Mais au lieu de s’attarder sur les horreurs du camp de concentration nazi, les deux hommes ont parlé de magie, un refuge pour Reich, adolescent juif qui tentait de survivre. Le portrait qui en résulte montre un homme de 90 ans portant des lunettes rétro, un nuage de fumée flottant à quelques centimètres au-dessus de sa paume ouverte, dans une image vibrante de vie et d’enchantement.
Le portrait de Reich par Van Sise est le premier de la série « Invited to Life : Finding Hope After the Holocaust » (« Invité à la vie : Trouver l’espoir après la Shoah »), sa nouvelle collection de portraits de 90 survivants de la Shoah. La légende qui l’accompagne reconnaît l’expérience de Reich à Auschwitz, mais se concentre davantage sur la vie de Reich après la guerre et sur sa longue carrière dans la magie – un équilibre qui, selon Van Sise, est au cœur de son projet.
« Ce n’est pas quelque chose dont les gens sont enclins à parler parce que ce n’est pas toujours grandiloquent. Ce n’est pas la partie pour laquelle on vend des billets de cinéma », a déclaré Van Sise. « Vous pouvez faire, et les gens ont fait, une centaine de films sur les Juifs emprisonnés, torturés et réduits en esclavage. Pourquoi personne ne parle de leur prospérité par la suite ? »
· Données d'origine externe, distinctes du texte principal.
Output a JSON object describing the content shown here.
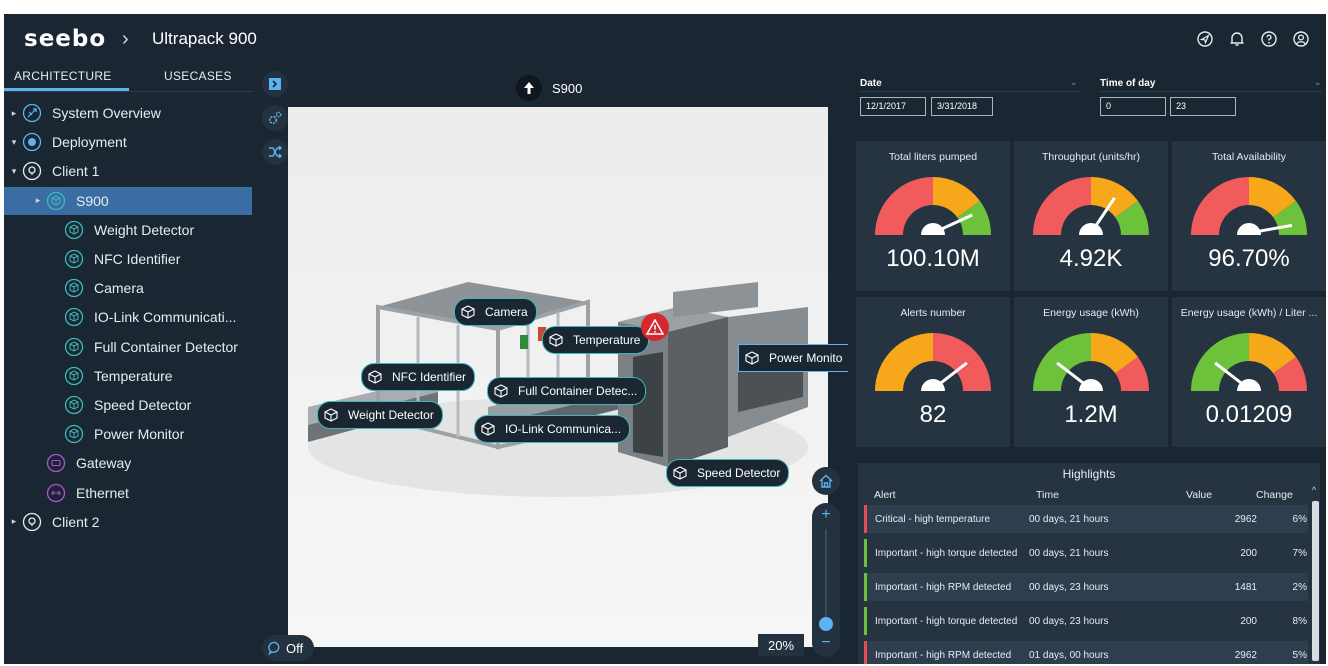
{
  "header": {
    "logo": "seebo",
    "separator": "›",
    "title": "Ultrapack 900"
  },
  "top_icons": [
    "navigate-icon",
    "bell-icon",
    "help-icon",
    "user-icon"
  ],
  "left_panel": {
    "tabs": [
      {
        "label": "ARCHITECTURE",
        "active": true
      },
      {
        "label": "USECASES",
        "active": false
      }
    ],
    "tree": [
      {
        "label": "System Overview",
        "icon": "overview-icon",
        "level": 0,
        "caret": "▸"
      },
      {
        "label": "Deployment",
        "icon": "deployment-icon",
        "level": 0,
        "caret": "▾"
      },
      {
        "label": "Client 1",
        "icon": "location-icon",
        "level": 0,
        "caret": "▾"
      },
      {
        "label": "S900",
        "icon": "cube-icon",
        "level": 1,
        "caret": "▸",
        "selected": true
      },
      {
        "label": "Weight Detector",
        "icon": "cube-icon",
        "level": 2
      },
      {
        "label": "NFC Identifier",
        "icon": "cube-icon",
        "level": 2
      },
      {
        "label": "Camera",
        "icon": "cube-icon",
        "level": 2
      },
      {
        "label": "IO-Link Communicati...",
        "icon": "cube-icon",
        "level": 2
      },
      {
        "label": "Full Container Detector",
        "icon": "cube-icon",
        "level": 2
      },
      {
        "label": "Temperature",
        "icon": "cube-icon",
        "level": 2
      },
      {
        "label": "Speed Detector",
        "icon": "cube-icon",
        "level": 2
      },
      {
        "label": "Power Monitor",
        "icon": "cube-icon",
        "level": 2
      },
      {
        "label": "Gateway",
        "icon": "gateway-icon",
        "level": 1
      },
      {
        "label": "Ethernet",
        "icon": "ethernet-icon",
        "level": 1
      },
      {
        "label": "Client 2",
        "icon": "location-icon",
        "level": 0,
        "caret": "▸"
      }
    ]
  },
  "viewer": {
    "model_label": "S900",
    "tags": [
      "Camera",
      "Temperature",
      "Power Monito",
      "NFC Identifier",
      "Full Container Detec...",
      "Weight Detector",
      "IO-Link Communica...",
      "Speed Detector"
    ],
    "toggle_label": "Off",
    "zoom": "20%",
    "zoom_plus": "+",
    "zoom_minus": "−"
  },
  "filters": {
    "date_label": "Date",
    "date_from": "12/1/2017",
    "date_to": "3/31/2018",
    "time_label": "Time of day",
    "time_from": "0",
    "time_to": "23"
  },
  "gauges": [
    {
      "title": "Total liters pumped",
      "value": "100.10M",
      "level": 0.85,
      "scheme": "good-high"
    },
    {
      "title": "Throughput (units/hr)",
      "value": "4.92K",
      "level": 0.68,
      "scheme": "good-high"
    },
    {
      "title": "Total Availability",
      "value": "96.70%",
      "level": 0.93,
      "scheme": "good-high"
    },
    {
      "title": "Alerts number",
      "value": "82",
      "level": 0.78,
      "scheme": "bad-high"
    },
    {
      "title": "Energy usage (kWh)",
      "value": "1.2M",
      "level": 0.22,
      "scheme": "energy"
    },
    {
      "title": "Energy usage (kWh) / Liter ...",
      "value": "0.01209",
      "level": 0.22,
      "scheme": "energy"
    }
  ],
  "highlights": {
    "title": "Highlights",
    "columns": [
      "Alert",
      "Time",
      "Value",
      "Change"
    ],
    "rows": [
      {
        "alert": "Critical - high temperature",
        "time": "00 days, 21 hours",
        "value": "2962",
        "change": "6%",
        "severity": "critical"
      },
      {
        "alert": "Important - high torque detected",
        "time": "00 days, 21 hours",
        "value": "200",
        "change": "7%",
        "severity": "important"
      },
      {
        "alert": "Important - high RPM detected",
        "time": "00 days, 23 hours",
        "value": "1481",
        "change": "2%",
        "severity": "important"
      },
      {
        "alert": "Important - high torque detected",
        "time": "00 days, 23 hours",
        "value": "200",
        "change": "8%",
        "severity": "important"
      },
      {
        "alert": "Important - high RPM detected",
        "time": "01 days, 00 hours",
        "value": "2962",
        "change": "5%",
        "severity": "critical"
      }
    ]
  },
  "colors": {
    "accent": "#5cb3f0",
    "teal": "#3db8b8",
    "red": "#f15b5b",
    "orange": "#f7a71a",
    "green": "#6cc23b",
    "critical": "#e54b55",
    "important": "#6cc23b"
  }
}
B.A. Van Sise est loin d’être le premier photographe à saisir les visages des survivants depuis la fin de la Seconde Guerre mondiale. Les célèbres photographes portraitistes, Martin Schoeller et Mark Seliger, tous deux connus pour leurs portraits emblématiques de célébrités – Schoeller pour ses gros plans uniformes et stylisés et Seliger en tant que photographe de magazine qui a aussi récemment photographié Jerry Seinfeld lors d’une séance de photos de mode – ont également braqué leur appareil devant des survivants de la Shoah. D’innombrables autres photographes ont fait de même. Mais ce qui, selon Van Sise, fait parfois défaut dans les photographies de survivants, c’est l’accent mis sur la vie d’après-guerre, souvent joyeuse, que les sujets ont menée au cours des 70 dernières années.
« Je soupçonne qu’une personne pourrait voir ces gens et voir des victimes », a déclaré Van Sise. « Mais moi, je les vois comme des survivants. »
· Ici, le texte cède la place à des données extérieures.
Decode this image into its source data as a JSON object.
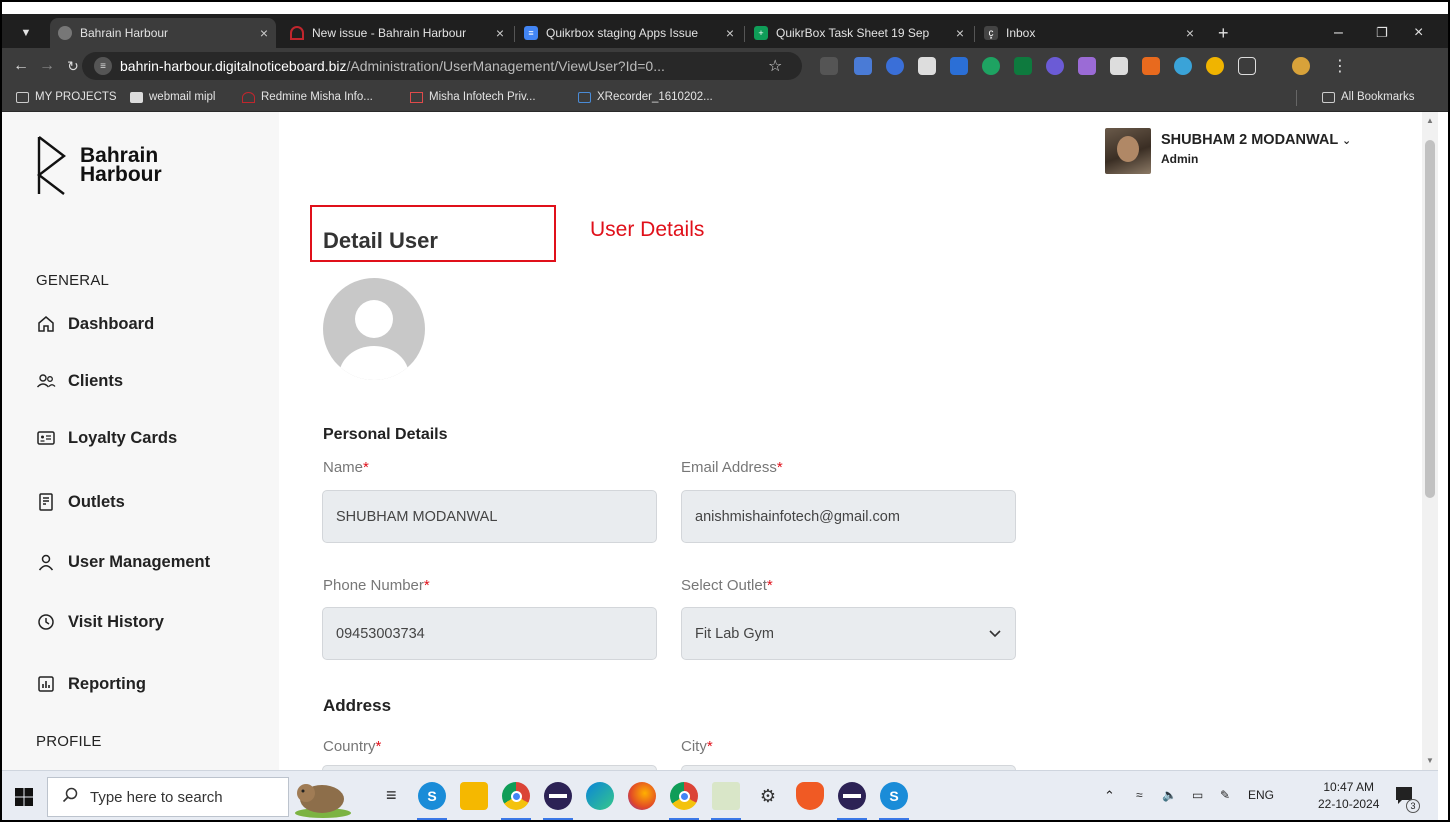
{
  "browser": {
    "tabs": [
      {
        "title": "Bahrain Harbour",
        "active": true
      },
      {
        "title": "New issue - Bahrain Harbour"
      },
      {
        "title": "Quikrbox staging Apps Issue"
      },
      {
        "title": "QuikrBox Task Sheet 19 Sep"
      },
      {
        "title": "Inbox"
      }
    ],
    "url_host": "bahrin-harbour.digitalnoticeboard.biz",
    "url_path": "/Administration/UserManagement/ViewUser?Id=0...",
    "bookmarks": [
      "MY PROJECTS",
      "webmail mipl",
      "Redmine Misha Info...",
      "Misha Infotech Priv...",
      "XRecorder_1610202..."
    ],
    "all_bookmarks": "All Bookmarks"
  },
  "sidebar": {
    "logo_line1": "Bahrain",
    "logo_line2": "Harbour",
    "section_general": "GENERAL",
    "items": [
      {
        "label": "Dashboard",
        "icon": "home-icon"
      },
      {
        "label": "Clients",
        "icon": "users-icon"
      },
      {
        "label": "Loyalty Cards",
        "icon": "card-icon"
      },
      {
        "label": "Outlets",
        "icon": "document-icon"
      },
      {
        "label": "User Management",
        "icon": "user-icon"
      },
      {
        "label": "Visit History",
        "icon": "clock-icon"
      },
      {
        "label": "Reporting",
        "icon": "chart-icon"
      }
    ],
    "section_profile": "PROFILE"
  },
  "header": {
    "user_name": "SHUBHAM 2 MODANWAL",
    "user_role": "Admin"
  },
  "main": {
    "page_title": "Detail User",
    "annotation": "User Details",
    "personal_details_title": "Personal Details",
    "fields": {
      "name_label": "Name",
      "name_value": "SHUBHAM MODANWAL",
      "email_label": "Email Address",
      "email_value": "anishmishainfotech@gmail.com",
      "phone_label": "Phone Number",
      "phone_value": "09453003734",
      "outlet_label": "Select Outlet",
      "outlet_value": "Fit Lab Gym"
    },
    "address_title": "Address",
    "country_label": "Country",
    "city_label": "City",
    "required_mark": "*"
  },
  "taskbar": {
    "search_placeholder": "Type here to search",
    "lang": "ENG",
    "time": "10:47 AM",
    "date": "22-10-2024",
    "notifications": "3"
  },
  "colors": {
    "accent_red": "#e0101a",
    "field_bg": "#e9ecef",
    "sidebar_bg": "#f7f7f7"
  }
}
« Invited to Life » a été inspirée par une mission photographique de 2015 à laquelle Van Sise a participé pour le Village Voice. Motivé par la rhétorique anti-immigrés et anti-réfugiés du candidat à la présidence de l’époque, Donald Trump, il a réalisé qu’une cohorte particulièrement cohésive de réfugiés était arrivée aux États-Unis il y a plus de 75 ans, à la fin de la Seconde Guerre mondiale, et qu’une rétrospective photographique sur leur vie en Amérique pourrait être un projet précieux. Il s’est adressé au Museum of Jewish Heritage de New York pour être mis en contact avec une douzaine de survivants pour ce projet. Il a fini par prendre plus de 30 portraits. Lorsque l’hebdomadaire a cessé de paraître en 2017 (il a été relancé en 2021) avant qu’il ait pu publier les photos, le musée a invité Van Sise à transformer les portraits en une exposition solo, dans ce qui est devenu la toute première installation d’art public du musée.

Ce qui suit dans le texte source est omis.